2.4

718 73 46
                                    

"Neymiş?"

Odanın içinde gerilediği için gezinen kardeşinin yanına gitti ve kolunu sıktı. Minho ve Changbin'e döndüğünde hala anlamadıklarını görünce elini saçından geçirdi.

"Bu adamın amacı Minho'yu öldürüp şirketine çökmek ve kızını geri almak değil mi? Bırakın da ona istediğini verelim."

"Nasıl? Chan hayır, bak ben çok yoruldum. Daha fazla oyun çevirmek istemiyorum. Jisung ile olmak istiyorum. Onsuz kendimi çok çaresiz hissediyorum." Chan, Minho'nun söylediklerini bir kenara attı.

"Bugün yaşadığın bu kaza Jisung'un peşinden gittiğin için oldu değil mi? Ona her şeyi anlatacak mıydın Minho?"

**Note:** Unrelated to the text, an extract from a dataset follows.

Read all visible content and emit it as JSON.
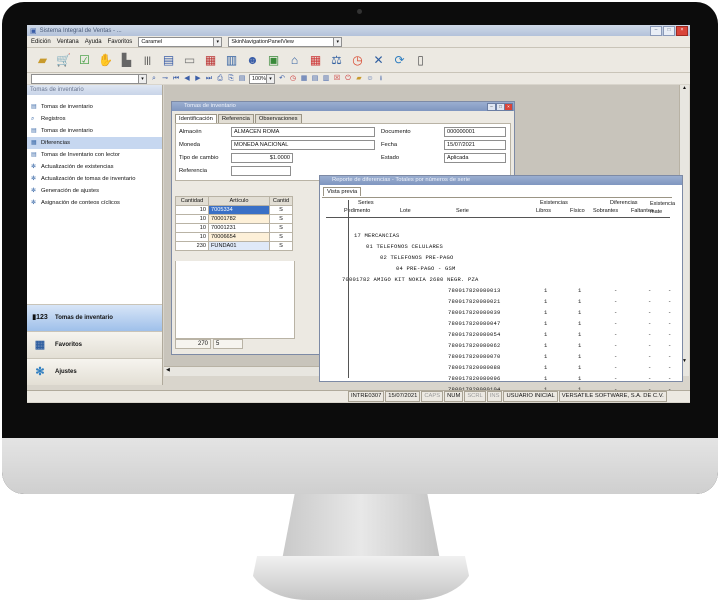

Minho bu sefer sessiz kaldığında Chan doğru tahmin ettiğini anladı. Nefesini dışarı verdi. Boğuluyor gibi hissediyordu.

"Eğer biz bunu yaparsak emin ol Jisung'a kavuşacaksın. Lütfen Minho daha fazla zorlaştırma."

~

Jisung elinde ki çilekli sütüyle koltukta yayılmış otururken Hyunjin'in çalan telefonuyla oraya döndü.

"Aç ve hoparlöre al. Artık bir şey saklamayacaksınız."

"Jisung ama.."

"İtiraz etme Hyunjin."

Hyunjin ekranda ki Chan yazısıyla tedirgin olsa da açtı ve hoparlöre aldı. Jisung da ayağa yanına gelmişti.

"Alo, Chan?"

"Hyunjin."

"Efendim?"

"Bak şimdi bir şey söyleyeceğim ama güçlü kal tamam mı?"

"Noldu Chan? Adamı tedirgin etme söyle işte."

"Minho."

"Nolmuş Minhoya?"

"Öldü."

Jisung sessizce dinlerken duyduklarıyla ayağının altında ki yerin kaydığını hissetti. Ağzından belli belirsiz çıkan şaşkınlık ifadesiyle geriye doğru düştü. Felix hızlıca onu tutup koltuğa uzandırdığında Hyunjin anlam veremeyerek Chan'a seslendi.

"Chan, gerçek mi?"

"Tabiki değil. Sadece Jisung'un yanınızda olduğunu tahmin ederek öyle söyledim."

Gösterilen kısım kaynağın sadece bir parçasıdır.